Türkiye Cumhuriyeti´nin kurucusu ve mazlum milletlerin yol göstericisi Atatürk’e dil uzatmak sözüm ona tarihçi adı altında ,
gerçek tarih katillerinin kendilerini kanıtlama alanına dönüştürülmüş durumdadır.
Bu utanmaz ve arlanmaz yaratıklara,
ANADOLU DEYİMİ İLE EKMEKLERİ DİZLERİNDE olan kanımca sokak soytarılarına söyleyecek mutlak sözümüz vardır.
Bunun yanında her şeyini CUMHURİYET KAZANIMLARINDAN elde etmiş vefasız ve vicdansızlara ve tüm bu yaşananları ses çıkarmadan izleyen gafillere bazı şeyleri hatırlatmak istiyorum.
Öncelikle Türkiye Cumhuriyeti´nin içine düşürüldüğü gerek içte gerekse dışta,
ateş çemberinin nasıl hepimizi sarmalına aldığını ve bunun müsebbiblerinden öncelikle hesap sormalarını beklemekteyiz.
Milliyetçilik de,
vatanseverlik de hamasetle,
boş sözle, sloganla olmaz.
Sorunlar, doğru teşhis konulmazsa çözülmez.
Yıllardır ülkede cirit atarak palazlanan Tarikatlar yaşamın her alanında ticarete egemen oldular. Ticaretteki bu egemenlik ve haksız kazançlar neticesinde TÜRKİYE siyasetini de DİZAYN etme cüretliliğini gösterebilme durumuna getirilmişlerdir.
Kara para aklama ve ulusalcı iş çevrelerini batırarak sindirme seanslarına yıllardır hiç ara vermeyen bu TROLLER maalesef TÜRKİYE Cumhuriyeti´nin içine düşürülmüş olduğu hazin tabloyu görme yerine kurdukları egemenliklerini acımasızca sürdürebilmek için CUMHURİYET değerleri ve kurucu önder ATATÜRK´e saldırmayı görev ad ettiler .
İşte hepimiz bu yüzden;
“Atatürk, Türk Milleti’nin ortak milli değeridir”

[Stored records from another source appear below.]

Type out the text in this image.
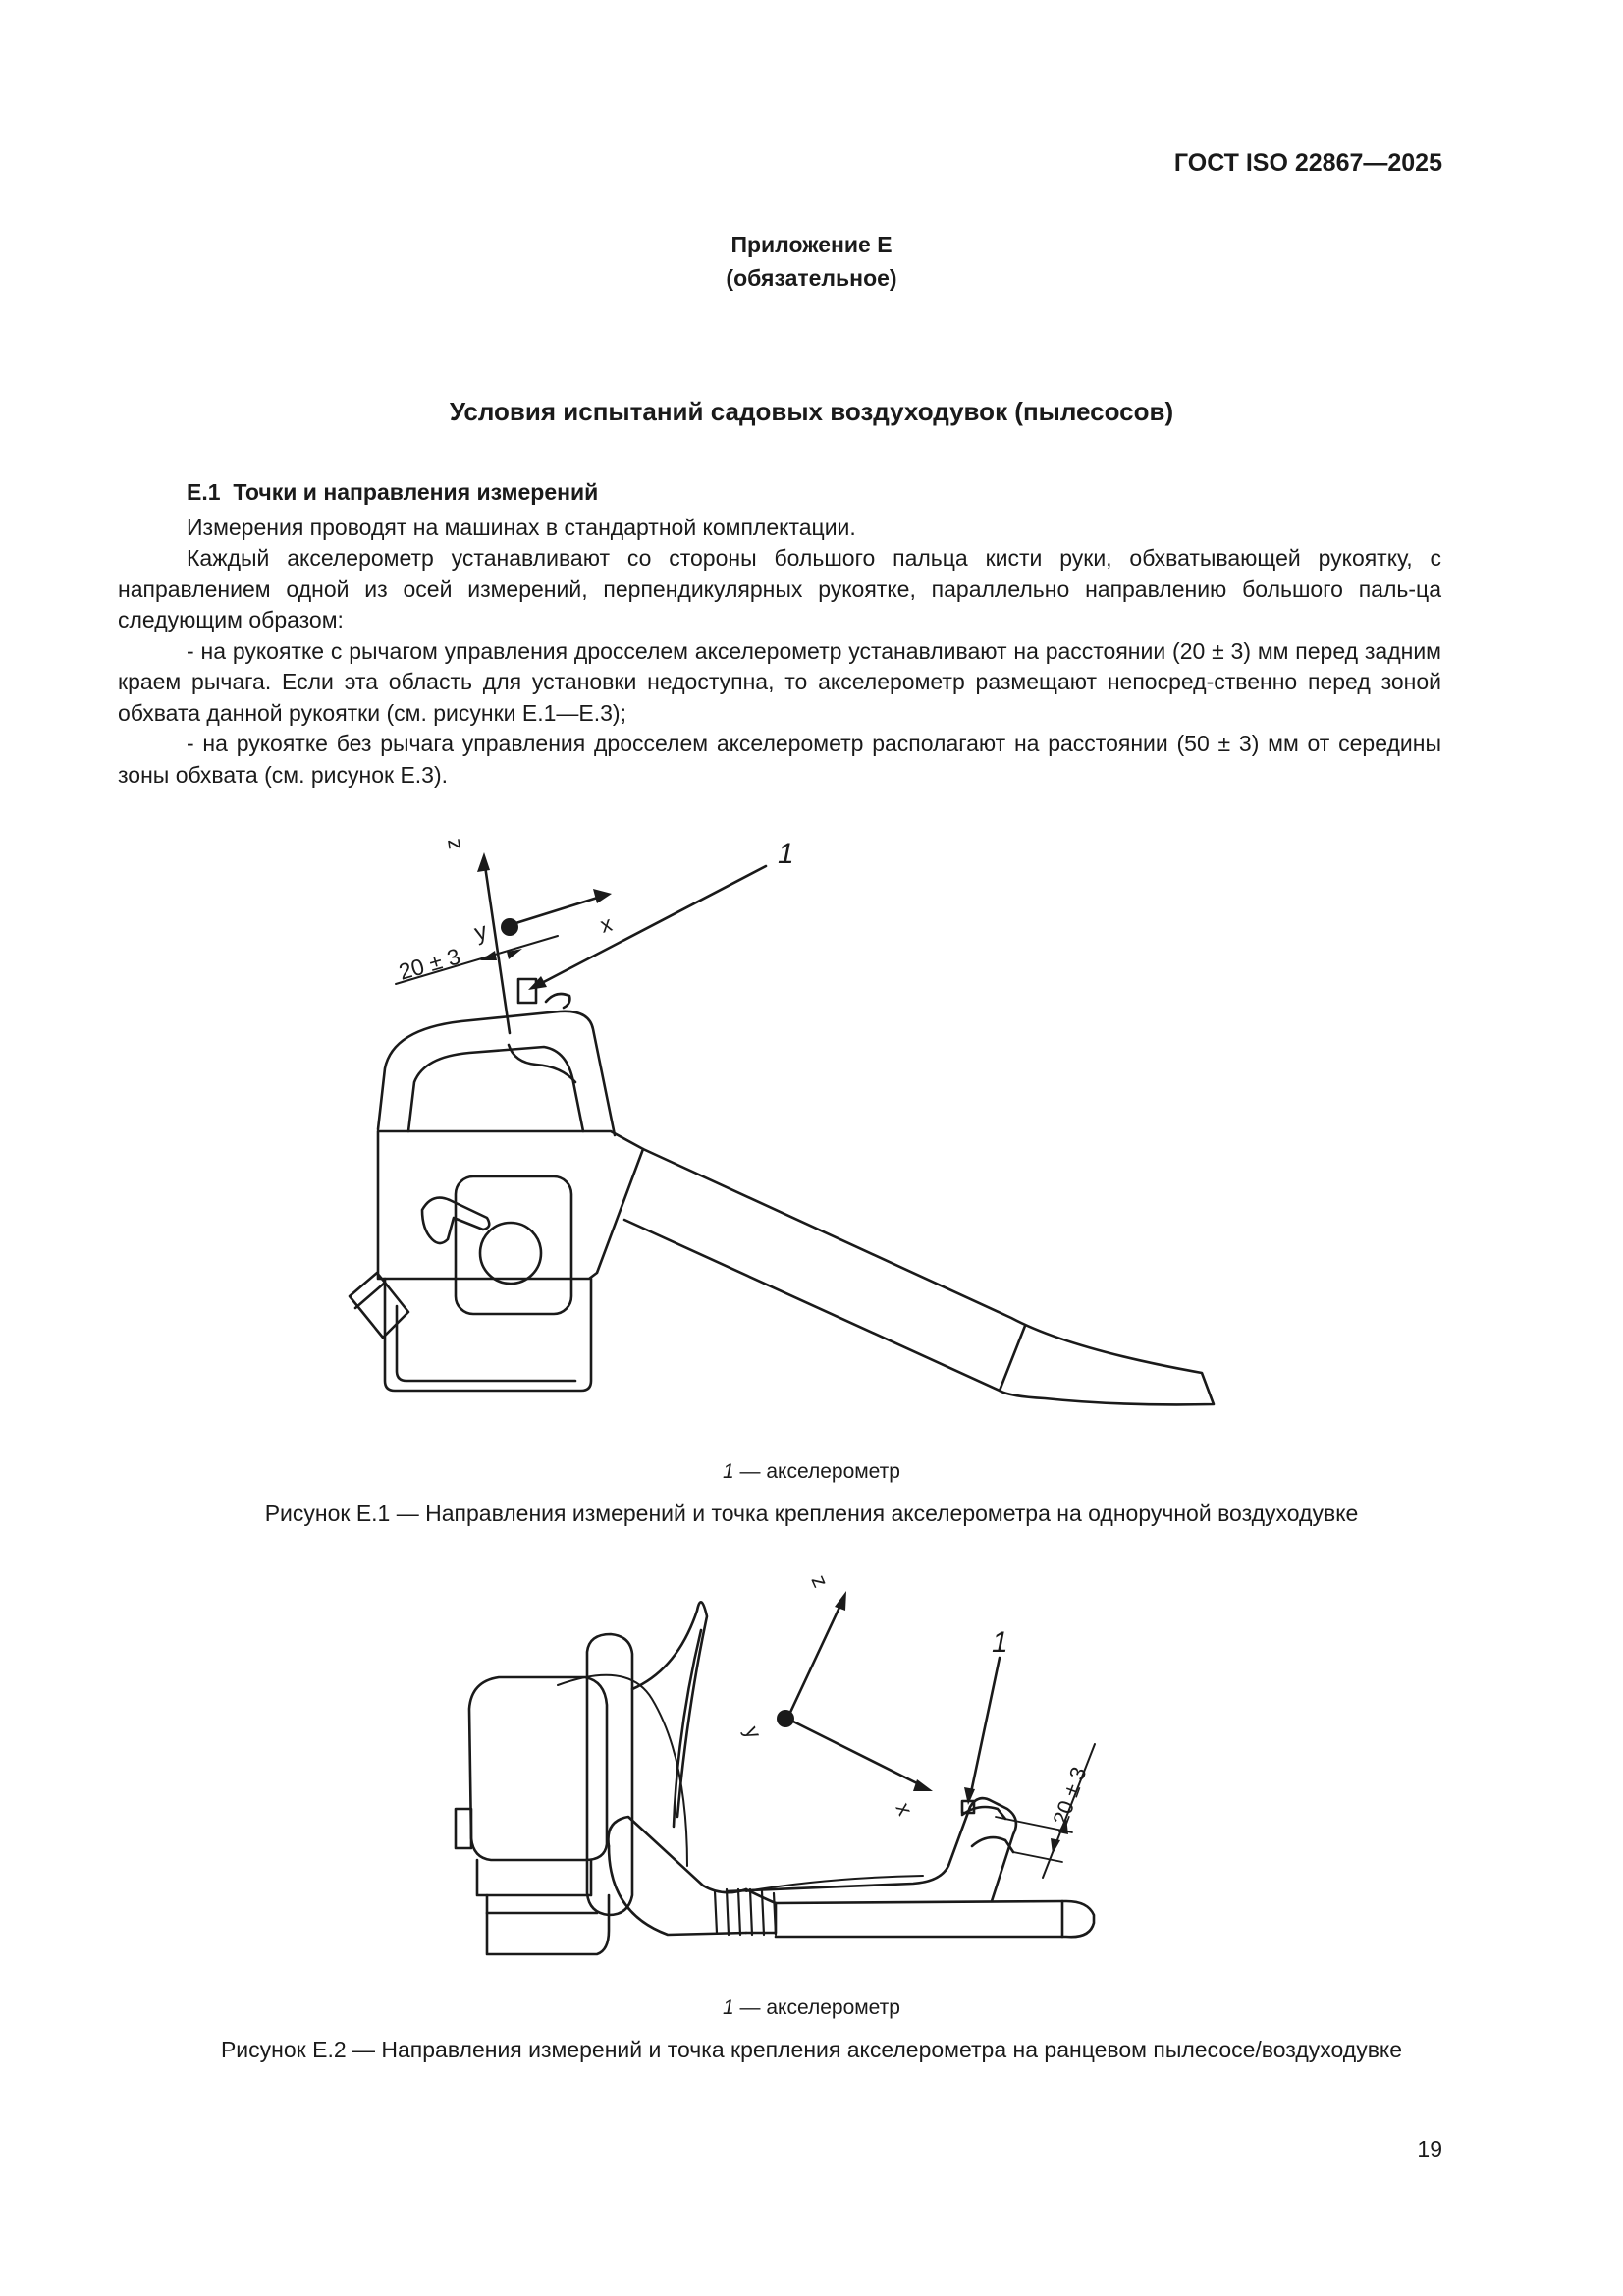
ГОСТ ISO 22867—2025
Приложение Е
(обязательное)
Условия испытаний садовых воздуходувок (пылесосов)

Е.1 Точки и направления измерений

Измерения проводят на машинах в стандартной комплектации.

Каждый акселерометр устанавливают со стороны большого пальца кисти руки, обхватывающей рукоятку, с направлением одной из осей измерений, перпендикулярных рукоятке, параллельно направлению большого паль-ца следующим образом:

- на рукоятке с рычагом управления дросселем акселерометр устанавливают на расстоянии (20 ± 3) мм перед задним краем рычага. Если эта область для установки недоступна, то акселерометр размещают непосред-ственно перед зоной обхвата данной рукоятки (см. рисунки Е.1—Е.3);

- на рукоятке без рычага управления дросселем акселерометр располагают на расстоянии (50 ± 3) мм от середины зоны обхвата (см. рисунок Е.3).

z
y	x
20 ± 3
1
1 — акселерометр
Рисунок Е.1 — Направления измерений и точка крепления акселерометра на одноручной воздуходувке
z
y
x	20 ± 3
1
1 — акселерометр
Рисунок Е.2 — Направления измерений и точка крепления акселерометра на ранцевом пылесосе/воздуходувке
19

cümlesini daha da yüksek sesle söylemek zorundayız.
İşte bu yüzden;
Türkiye Cumhuriyetini, vatanı ve milletiyle bölünmez bir bütün olarak korumanın ve ileriye taşımanın yolunun, Cumhuriyetin ilk günlerdeki kuruluş felsefesini yeniden hayata geçirmek,
yurtta barış dünyada barış ilkesinin anlamını kavramak olduğunu her yurttaşın ve bizler gibi eli kalem tutanların anlatmaktan başka alternatifimizin olmadığını bile bilmemiz gerekmektedir.
Sonuç itibarı ile ,
Türkiye Cumhuriyeti´nin, içinde bulunduğu bu sorunlar yumağına düşürülmesinin tüm suçunu ve günahını üst akıllara havale etmek yerine,
her TÜRK insanının ,
niye alt akıl olmaya razı olduğunu sorgulaması gerekmektedir.
ÇÜNKÜ:
Yaygın kanaat odur ki ,
Türkiye’nin ve Kıbrıs Türkünün birikimi ve Türk Milleti’nin sağ duyusu tüm sorunları aşmaya yetecek olgunluktadır.